After a “no” result in Scotland’s independence referendum, the leader of the pro-independence Scottish National Party, Alex Salmond, has announced that he will resign. During his decades-long career, Salmond turned the SNP from a messy political organ into the most popular party in Scotland by membership. He will also be resigning his position as First Minister, the head of Scotland’s "devolved" parliament in Edinburgh, which he has held since May 2007. From the BBC:
Mr Salmond said: "For me as leader my time is nearly over but for Scotland the campaign continues and the dream shall never die."
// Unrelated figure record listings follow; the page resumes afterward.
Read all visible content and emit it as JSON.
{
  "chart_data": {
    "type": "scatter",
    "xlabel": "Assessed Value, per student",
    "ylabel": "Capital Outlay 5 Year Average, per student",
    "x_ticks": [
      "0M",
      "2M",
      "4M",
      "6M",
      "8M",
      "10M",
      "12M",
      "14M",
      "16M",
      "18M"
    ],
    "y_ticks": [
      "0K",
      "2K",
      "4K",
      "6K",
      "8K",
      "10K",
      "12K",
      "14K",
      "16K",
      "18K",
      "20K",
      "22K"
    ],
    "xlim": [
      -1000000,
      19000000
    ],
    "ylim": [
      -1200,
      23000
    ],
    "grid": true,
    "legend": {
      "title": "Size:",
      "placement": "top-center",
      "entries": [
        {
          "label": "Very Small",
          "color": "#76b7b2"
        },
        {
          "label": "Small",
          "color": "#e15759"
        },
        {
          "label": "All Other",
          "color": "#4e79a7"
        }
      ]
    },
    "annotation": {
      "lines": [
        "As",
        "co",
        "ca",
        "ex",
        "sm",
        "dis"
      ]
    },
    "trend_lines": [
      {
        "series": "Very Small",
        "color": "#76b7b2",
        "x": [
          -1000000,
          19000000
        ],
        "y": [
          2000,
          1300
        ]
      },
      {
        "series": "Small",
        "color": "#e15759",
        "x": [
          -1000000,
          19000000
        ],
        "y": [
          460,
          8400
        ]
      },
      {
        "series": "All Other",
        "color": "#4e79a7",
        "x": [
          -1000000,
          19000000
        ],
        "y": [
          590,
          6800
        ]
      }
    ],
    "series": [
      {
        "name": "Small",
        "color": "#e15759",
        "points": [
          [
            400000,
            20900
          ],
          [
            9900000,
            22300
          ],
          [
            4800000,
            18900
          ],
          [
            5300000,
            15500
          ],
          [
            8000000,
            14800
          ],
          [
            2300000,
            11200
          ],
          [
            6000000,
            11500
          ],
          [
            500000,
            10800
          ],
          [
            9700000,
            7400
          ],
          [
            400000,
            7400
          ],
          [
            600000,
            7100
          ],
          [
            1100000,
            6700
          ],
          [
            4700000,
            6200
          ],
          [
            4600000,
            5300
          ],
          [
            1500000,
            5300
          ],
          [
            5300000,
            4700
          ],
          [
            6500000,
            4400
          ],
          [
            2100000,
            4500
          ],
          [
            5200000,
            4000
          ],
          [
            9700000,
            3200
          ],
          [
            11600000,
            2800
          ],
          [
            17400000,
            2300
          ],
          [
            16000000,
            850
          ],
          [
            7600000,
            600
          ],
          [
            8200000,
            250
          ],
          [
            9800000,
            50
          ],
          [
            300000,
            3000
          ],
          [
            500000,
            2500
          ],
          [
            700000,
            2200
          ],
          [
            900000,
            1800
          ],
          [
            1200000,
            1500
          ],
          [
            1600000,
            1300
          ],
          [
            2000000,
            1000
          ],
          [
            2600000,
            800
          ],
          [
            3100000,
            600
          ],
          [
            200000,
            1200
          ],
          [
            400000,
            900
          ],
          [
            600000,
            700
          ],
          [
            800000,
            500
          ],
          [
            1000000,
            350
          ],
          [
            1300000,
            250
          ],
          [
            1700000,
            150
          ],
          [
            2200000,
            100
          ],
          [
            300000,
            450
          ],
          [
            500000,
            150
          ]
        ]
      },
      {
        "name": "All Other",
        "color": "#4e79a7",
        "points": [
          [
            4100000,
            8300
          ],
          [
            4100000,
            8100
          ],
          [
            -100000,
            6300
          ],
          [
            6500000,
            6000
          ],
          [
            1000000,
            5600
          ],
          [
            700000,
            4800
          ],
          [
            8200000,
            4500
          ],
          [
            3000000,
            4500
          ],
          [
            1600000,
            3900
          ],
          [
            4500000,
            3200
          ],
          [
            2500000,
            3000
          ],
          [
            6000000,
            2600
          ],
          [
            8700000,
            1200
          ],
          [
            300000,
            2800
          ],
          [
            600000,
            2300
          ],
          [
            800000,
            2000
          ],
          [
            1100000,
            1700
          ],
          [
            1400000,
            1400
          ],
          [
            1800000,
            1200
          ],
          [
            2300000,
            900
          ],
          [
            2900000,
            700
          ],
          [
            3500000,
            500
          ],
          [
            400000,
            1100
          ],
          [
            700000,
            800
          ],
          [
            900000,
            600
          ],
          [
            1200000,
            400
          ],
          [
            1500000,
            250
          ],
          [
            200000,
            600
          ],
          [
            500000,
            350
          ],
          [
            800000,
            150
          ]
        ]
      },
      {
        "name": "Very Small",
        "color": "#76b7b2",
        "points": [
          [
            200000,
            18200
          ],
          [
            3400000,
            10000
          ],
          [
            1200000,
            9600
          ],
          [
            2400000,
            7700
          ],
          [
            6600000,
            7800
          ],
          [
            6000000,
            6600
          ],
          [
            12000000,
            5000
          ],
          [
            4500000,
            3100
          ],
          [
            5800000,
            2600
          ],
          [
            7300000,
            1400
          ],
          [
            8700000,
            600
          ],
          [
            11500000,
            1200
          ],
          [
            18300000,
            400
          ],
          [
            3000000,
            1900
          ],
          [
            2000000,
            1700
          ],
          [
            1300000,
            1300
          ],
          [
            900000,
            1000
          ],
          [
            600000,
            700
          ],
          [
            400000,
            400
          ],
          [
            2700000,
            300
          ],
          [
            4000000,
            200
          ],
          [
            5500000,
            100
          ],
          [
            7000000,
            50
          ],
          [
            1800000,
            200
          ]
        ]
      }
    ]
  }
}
Speaking from Bute House in Edinburgh, the first minister's official residence, he told journalists: "I am immensely proud of the campaign that Yes Scotland fought and particularly of the 1.6m voters who rallied to that cause."
Mr Salmond, 59, who has led his party for a total of 20 years, also said there were a "number of eminently qualified and very suitable candidates for leader", although the current deputy first minister Nicola Sturgeon, also deputy SNP leader, would be seen as a clear frontrunner.
Salmond’s brand of Scottish nationalism galvanized the “Yes” campaign, but ultimately came up short following a late surge in efforts from the unionist side including recent, passionate appeals from Gordon Brown, the former Labour prime minister of the U.K. and a Scot.
More than 1.6 million Scots voted for independence in the referendum.